5.7 In vivo Experiments

5.7.1 Animals

Male C57BL/6 J mice were obtained from Beijing HFK Bioscience Co., Ltd. (Certificate No. SCXK 2014-0004), housed in a temperature- and humidity-controlled room with a 12-hour light/dark cycle, and allowed free access to solid food and tap water for one week prior to the experiments. All of the procedures were performed in accordance with the Institute Ethical Committee for Experimental Animal Use of the Yunnan Province and the Kunming Institute of Botany.

5.7.2 Reagents

The kits used to determine the triglyceride (TG) and cholesterol (CHO) levels were obtained from the Zhongsheng Beikong Bioengineering Institute.

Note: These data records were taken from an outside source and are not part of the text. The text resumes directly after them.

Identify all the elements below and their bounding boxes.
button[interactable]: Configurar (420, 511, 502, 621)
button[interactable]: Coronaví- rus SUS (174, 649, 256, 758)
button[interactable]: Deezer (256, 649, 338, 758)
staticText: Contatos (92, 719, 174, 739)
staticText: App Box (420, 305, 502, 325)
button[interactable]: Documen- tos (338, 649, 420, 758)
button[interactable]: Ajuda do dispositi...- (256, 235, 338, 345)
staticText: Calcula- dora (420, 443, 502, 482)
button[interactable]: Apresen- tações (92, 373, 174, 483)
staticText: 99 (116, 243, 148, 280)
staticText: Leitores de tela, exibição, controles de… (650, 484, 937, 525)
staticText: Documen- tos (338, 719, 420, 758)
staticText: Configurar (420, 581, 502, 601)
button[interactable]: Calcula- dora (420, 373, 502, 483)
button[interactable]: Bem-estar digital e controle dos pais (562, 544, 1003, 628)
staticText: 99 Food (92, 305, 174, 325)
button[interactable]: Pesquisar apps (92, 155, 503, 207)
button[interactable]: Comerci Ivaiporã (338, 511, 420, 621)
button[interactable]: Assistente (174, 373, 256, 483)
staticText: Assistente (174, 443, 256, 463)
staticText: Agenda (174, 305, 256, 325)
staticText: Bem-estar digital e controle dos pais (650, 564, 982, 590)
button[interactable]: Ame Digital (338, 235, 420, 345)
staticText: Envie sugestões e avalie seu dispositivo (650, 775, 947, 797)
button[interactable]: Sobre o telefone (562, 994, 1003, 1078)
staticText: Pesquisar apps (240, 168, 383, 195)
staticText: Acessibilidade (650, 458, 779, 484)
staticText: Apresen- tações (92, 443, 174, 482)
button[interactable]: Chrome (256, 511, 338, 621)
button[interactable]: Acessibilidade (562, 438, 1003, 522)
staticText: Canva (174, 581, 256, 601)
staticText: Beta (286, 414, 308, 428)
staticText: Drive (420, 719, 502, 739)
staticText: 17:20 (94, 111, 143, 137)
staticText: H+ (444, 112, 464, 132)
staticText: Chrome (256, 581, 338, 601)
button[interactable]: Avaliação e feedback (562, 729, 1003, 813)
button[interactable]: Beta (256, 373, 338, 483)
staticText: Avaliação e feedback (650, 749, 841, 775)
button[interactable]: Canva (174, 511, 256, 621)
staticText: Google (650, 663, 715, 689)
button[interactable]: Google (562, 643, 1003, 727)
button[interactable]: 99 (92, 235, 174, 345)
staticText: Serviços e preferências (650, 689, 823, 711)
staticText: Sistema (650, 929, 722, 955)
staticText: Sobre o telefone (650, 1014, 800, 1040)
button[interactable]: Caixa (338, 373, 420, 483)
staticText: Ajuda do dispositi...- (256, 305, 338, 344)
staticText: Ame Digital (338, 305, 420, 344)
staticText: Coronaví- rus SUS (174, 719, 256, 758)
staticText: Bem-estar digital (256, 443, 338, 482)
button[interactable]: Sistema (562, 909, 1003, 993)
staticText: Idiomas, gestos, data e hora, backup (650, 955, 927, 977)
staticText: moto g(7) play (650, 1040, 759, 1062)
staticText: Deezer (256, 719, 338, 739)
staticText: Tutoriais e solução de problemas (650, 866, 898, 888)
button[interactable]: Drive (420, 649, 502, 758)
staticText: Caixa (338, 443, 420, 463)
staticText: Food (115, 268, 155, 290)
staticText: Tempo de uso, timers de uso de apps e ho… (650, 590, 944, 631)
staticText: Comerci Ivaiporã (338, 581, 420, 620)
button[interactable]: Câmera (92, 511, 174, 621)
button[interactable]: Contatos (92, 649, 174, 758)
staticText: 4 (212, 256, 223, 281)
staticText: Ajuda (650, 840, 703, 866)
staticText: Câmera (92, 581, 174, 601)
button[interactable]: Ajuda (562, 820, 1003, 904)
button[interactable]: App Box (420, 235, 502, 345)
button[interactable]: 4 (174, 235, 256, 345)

5.7.3 Diet-Induced Obesity in Mice

Three-week-old C57BL/6 J male mice were fed a normal diet for 1 week for acclimatization. Randomly selected mice were fed a normal diet or a 45 % fat diet. After 4 months, the body weights of the mice in the obese group were 20 % higher than those in the control group. These obese mice were randomly divided into the following three groups: the model (45 % fat diet), orlistat (45 % fat diet + orlistat) and Compound groups (45 % fat diet + compound C1). The drugs (50 mg/kg orlistat or 100 mg/kg compound C1) were intragastrically administered for 1 month. During this period, the mice were weighed once every 3 days. Following administration of the final dose, blood samples were collected via the orbital vein after ethyl ether exposure, and epididymal fat was isolated. TG and CHO levels were measured using kits. The ratio of epididymal fat to body weight represents the amount of white adipose tissue (WAT) of each mouse (normalized to the body weight).

5.7.4 Statistical Analysis

Student’s t test was used for comparisons between groups, as indicated in Fig. 2. #p < 0.05, ## or **p < 0.01.